While the economy may be showing signs of life, local school districts nationwide continue to struggle mightily. The “new normal” of tougher budget times is here to stay for American K-12 education. So how can local officials cope?

This Fordham Institute released a policy brief earlier this month, authored by Executive VP of the Institute, Michael J. Petrilli, that provides a tool for navigating the financial challenges of the current school-funding climate, complete with clear dos and don’ts for anyone involved in or concerned with local education budgets.  The “answers” provided in the brief are based on three key premises:

  1. Solving the budget crisis shouldn’t come at the expense of children.  Learning opportunities should be protected, and effectiveness and student achievement should continue to receive attention.
  2. Nor can [the budget crisis] come from teachers’ sacrifice alone.  Depressing teachers’ salaries for the long-term “isn’t a recipe for recruiting bright young people into education—or retaining the excellent teachers we have.”
  3. Quick fixes aren’t a good answer; we need fundamental changes that enhance productivity.  The reforms and investments with the greatest payoff are those that maximize student outcomes at a lower cost.  The most promising reforms are those that rethink the staffing model: “whom we hire, how we pay them, and what we do with their time.”

In the “what not to do column,” author Petrilli includes the following:

  • Shrink the workforce by laying off the newest teachers.  Layoffs should be determined by teacher effectiveness, not seniority: when staff is let go based on seniority, student learning is lowered by 2 ½ to 3 months when compared to layoffs based on effectiveness.
  • Narrow the curriculum.  This means students learn less, and are therefore not college-ready or internationally competitive.
  • Use furloughs to reduce costs.  Adopting “Furlough Fridays,” shortening the school year, or trimming the school day will move the US in the opposite direction of other OECD countries.  Furthermore, furloughs are a “terrible fiscal policy.”  Total labor costs of a week’s worth of work are actually higher, due to the fact that salary and benefit structures remain untouched, but are squeezed into fewer working days.
  • Passing the buck to families.  This widens the already wide gaps between haves and have-nots.
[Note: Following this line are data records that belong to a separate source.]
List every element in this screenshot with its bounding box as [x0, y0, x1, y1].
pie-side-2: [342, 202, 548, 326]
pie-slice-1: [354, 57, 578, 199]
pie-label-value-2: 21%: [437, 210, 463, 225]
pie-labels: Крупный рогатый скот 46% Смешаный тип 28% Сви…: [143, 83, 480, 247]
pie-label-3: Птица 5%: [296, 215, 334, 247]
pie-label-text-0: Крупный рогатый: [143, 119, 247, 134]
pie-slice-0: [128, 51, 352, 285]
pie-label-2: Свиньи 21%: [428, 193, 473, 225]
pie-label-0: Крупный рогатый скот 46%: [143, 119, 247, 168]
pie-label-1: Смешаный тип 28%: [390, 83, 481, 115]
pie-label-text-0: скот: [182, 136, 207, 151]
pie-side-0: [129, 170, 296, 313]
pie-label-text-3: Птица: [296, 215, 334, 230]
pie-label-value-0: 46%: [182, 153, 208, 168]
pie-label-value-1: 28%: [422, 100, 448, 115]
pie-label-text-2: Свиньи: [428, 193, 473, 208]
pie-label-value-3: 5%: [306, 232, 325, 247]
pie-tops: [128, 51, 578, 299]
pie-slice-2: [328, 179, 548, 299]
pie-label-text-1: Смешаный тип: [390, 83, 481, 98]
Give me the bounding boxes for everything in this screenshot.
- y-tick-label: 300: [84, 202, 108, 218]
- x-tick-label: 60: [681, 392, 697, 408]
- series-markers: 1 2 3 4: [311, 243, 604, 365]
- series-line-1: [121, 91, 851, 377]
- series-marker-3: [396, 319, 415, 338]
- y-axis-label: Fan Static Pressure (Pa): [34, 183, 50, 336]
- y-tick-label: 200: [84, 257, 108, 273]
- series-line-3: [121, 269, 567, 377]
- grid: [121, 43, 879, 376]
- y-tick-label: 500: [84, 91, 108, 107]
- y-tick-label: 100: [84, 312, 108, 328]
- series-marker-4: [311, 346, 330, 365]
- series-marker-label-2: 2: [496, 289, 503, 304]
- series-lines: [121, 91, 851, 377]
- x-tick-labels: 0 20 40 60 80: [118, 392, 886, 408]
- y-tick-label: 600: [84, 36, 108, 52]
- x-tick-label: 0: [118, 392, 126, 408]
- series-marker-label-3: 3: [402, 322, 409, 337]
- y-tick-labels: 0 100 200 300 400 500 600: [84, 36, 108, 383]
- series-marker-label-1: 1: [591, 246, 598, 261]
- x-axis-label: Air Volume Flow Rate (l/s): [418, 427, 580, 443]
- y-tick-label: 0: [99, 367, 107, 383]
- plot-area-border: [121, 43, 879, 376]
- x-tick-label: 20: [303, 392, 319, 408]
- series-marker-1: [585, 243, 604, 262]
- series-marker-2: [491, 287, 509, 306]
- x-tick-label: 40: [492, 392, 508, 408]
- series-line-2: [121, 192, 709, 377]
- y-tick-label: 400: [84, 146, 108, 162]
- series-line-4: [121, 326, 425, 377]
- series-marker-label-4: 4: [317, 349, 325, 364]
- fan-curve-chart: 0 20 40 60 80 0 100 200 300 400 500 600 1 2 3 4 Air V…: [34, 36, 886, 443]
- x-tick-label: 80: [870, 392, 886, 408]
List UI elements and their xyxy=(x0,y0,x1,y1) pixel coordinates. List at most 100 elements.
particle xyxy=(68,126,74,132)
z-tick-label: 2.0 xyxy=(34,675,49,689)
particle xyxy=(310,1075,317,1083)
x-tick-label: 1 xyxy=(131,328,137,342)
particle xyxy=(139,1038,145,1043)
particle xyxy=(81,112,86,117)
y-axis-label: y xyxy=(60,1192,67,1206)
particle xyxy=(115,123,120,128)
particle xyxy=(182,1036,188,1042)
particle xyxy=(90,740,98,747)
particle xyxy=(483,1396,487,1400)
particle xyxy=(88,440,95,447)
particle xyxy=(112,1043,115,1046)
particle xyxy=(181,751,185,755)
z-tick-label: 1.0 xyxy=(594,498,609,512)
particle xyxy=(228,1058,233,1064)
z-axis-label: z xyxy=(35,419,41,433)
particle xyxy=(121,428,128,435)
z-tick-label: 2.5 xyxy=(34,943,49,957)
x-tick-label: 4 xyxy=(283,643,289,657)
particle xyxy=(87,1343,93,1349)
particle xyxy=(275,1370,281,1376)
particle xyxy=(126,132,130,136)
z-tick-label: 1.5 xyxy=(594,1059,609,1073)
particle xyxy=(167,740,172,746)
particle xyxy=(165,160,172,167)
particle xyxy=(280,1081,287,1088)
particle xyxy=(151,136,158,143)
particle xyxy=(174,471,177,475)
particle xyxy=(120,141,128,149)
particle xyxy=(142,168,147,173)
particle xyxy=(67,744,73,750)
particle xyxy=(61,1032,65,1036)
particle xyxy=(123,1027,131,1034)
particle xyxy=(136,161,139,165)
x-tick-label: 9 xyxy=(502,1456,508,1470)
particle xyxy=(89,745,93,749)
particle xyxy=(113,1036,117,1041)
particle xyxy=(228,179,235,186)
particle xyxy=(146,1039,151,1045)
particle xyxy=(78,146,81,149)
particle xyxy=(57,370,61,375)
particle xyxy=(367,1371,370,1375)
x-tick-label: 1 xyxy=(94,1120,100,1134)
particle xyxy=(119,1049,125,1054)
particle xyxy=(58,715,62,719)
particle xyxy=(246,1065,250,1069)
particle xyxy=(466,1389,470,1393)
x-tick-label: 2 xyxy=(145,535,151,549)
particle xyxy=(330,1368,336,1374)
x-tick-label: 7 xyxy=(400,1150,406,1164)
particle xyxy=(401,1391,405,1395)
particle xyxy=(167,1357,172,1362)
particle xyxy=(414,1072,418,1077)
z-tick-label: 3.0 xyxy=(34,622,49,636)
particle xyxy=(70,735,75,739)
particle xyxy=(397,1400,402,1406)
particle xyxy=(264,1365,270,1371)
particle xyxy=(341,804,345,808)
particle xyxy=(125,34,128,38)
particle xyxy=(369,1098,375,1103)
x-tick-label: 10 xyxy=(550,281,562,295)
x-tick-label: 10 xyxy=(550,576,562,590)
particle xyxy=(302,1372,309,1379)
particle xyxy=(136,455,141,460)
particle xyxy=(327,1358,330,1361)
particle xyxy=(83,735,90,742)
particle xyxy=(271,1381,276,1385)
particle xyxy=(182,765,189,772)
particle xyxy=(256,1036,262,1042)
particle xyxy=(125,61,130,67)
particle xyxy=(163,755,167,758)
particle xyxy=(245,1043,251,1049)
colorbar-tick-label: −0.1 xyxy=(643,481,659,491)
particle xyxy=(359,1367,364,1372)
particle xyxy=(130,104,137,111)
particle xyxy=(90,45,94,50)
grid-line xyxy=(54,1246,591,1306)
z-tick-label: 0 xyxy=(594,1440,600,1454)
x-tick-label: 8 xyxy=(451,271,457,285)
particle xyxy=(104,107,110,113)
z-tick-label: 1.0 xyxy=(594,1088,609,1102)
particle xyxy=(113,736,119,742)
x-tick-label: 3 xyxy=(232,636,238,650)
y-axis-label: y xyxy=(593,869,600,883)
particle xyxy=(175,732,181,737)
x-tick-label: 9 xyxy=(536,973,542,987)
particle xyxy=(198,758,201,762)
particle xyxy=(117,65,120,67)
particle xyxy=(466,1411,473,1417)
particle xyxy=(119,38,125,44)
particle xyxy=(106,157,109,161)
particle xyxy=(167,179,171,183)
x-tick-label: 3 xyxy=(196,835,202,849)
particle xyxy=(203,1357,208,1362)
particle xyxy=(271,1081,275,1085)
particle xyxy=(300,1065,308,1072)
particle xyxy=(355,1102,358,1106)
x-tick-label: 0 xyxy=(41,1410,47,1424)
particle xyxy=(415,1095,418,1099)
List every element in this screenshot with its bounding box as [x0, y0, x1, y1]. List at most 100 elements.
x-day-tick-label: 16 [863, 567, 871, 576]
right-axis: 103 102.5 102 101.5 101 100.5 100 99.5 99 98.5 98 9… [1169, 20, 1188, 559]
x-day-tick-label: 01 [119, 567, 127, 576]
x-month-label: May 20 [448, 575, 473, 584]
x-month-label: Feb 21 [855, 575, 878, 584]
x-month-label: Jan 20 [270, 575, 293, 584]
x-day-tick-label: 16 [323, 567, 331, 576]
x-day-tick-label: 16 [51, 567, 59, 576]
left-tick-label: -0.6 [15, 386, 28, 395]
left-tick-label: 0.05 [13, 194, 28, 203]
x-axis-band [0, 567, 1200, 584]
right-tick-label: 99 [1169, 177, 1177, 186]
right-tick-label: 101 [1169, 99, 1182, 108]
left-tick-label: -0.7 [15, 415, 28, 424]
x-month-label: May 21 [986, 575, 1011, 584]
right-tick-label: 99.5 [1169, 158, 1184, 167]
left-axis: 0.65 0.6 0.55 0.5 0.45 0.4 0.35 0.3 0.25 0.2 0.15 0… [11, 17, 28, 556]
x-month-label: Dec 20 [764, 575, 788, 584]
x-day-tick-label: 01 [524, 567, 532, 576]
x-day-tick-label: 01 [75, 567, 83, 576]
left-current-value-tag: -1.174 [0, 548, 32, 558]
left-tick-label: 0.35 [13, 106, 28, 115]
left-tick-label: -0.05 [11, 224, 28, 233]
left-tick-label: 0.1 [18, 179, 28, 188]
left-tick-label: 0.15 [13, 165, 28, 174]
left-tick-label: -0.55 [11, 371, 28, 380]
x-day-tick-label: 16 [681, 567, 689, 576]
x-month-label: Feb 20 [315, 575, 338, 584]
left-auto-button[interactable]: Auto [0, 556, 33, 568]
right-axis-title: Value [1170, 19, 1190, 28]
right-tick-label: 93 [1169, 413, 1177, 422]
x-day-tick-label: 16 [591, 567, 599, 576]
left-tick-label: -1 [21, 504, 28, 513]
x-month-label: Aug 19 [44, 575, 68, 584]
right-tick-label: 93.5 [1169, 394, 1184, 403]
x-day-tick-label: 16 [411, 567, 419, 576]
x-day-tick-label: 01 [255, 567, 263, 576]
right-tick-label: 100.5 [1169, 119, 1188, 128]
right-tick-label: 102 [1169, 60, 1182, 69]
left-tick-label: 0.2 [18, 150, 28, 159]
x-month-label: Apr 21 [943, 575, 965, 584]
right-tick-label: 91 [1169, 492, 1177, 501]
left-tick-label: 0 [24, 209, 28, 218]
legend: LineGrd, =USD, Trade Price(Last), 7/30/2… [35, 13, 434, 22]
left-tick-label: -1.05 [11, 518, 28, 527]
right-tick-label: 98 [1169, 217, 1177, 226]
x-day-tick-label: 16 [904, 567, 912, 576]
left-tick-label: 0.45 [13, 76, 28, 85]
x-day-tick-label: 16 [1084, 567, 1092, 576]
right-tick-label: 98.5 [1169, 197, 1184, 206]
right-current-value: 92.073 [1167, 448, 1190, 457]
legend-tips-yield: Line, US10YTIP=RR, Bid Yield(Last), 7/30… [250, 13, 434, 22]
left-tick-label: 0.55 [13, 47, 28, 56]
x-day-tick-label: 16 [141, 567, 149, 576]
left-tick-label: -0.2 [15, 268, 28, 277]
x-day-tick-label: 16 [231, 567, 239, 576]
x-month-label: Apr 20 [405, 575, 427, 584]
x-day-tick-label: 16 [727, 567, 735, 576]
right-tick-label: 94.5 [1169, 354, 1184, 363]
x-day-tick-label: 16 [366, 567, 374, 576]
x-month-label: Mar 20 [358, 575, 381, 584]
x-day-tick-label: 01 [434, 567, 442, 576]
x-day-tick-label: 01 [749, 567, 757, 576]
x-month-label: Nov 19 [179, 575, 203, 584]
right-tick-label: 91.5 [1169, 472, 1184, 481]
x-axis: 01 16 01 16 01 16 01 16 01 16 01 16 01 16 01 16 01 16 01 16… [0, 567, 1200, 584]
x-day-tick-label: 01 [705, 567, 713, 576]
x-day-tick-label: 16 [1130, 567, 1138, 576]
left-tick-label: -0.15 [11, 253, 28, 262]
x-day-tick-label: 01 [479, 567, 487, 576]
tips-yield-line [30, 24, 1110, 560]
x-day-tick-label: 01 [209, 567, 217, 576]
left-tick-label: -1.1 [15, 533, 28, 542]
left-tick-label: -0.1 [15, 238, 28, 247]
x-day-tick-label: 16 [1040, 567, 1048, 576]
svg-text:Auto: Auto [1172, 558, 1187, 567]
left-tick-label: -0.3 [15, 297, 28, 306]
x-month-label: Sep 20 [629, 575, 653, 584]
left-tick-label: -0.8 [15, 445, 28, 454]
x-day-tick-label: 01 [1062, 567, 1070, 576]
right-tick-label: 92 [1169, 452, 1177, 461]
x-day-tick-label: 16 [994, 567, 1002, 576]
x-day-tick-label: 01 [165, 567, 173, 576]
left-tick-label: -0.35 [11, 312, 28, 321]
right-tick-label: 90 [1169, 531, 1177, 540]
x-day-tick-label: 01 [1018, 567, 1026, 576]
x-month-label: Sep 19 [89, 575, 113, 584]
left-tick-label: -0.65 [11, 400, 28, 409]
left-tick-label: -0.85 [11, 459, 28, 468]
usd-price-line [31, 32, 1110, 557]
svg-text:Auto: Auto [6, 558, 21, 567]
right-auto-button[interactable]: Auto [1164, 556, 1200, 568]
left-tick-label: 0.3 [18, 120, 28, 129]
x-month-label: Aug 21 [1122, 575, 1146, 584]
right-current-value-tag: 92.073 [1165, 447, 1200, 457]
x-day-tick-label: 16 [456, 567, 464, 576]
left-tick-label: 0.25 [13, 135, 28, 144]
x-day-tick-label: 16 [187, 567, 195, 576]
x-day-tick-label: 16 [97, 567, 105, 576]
So, what should policymakers do?

First, they should aim for a leaner, more productive, better paid workforce.  This should not be done through firing teachers and increasing class sizes; rather, roles of all instructional and support staff should be redefined to encourage productivity.  Second, pay for productivity.  People should be compensated fairly for being more productive and taking on more responsibilities.  Among other measures, salary schedules should be more aggressive and salaries should be prioritized over expansive benefits packages.  Finally, technology should be integrated thoughtfully into K-12 education via online or blended school models.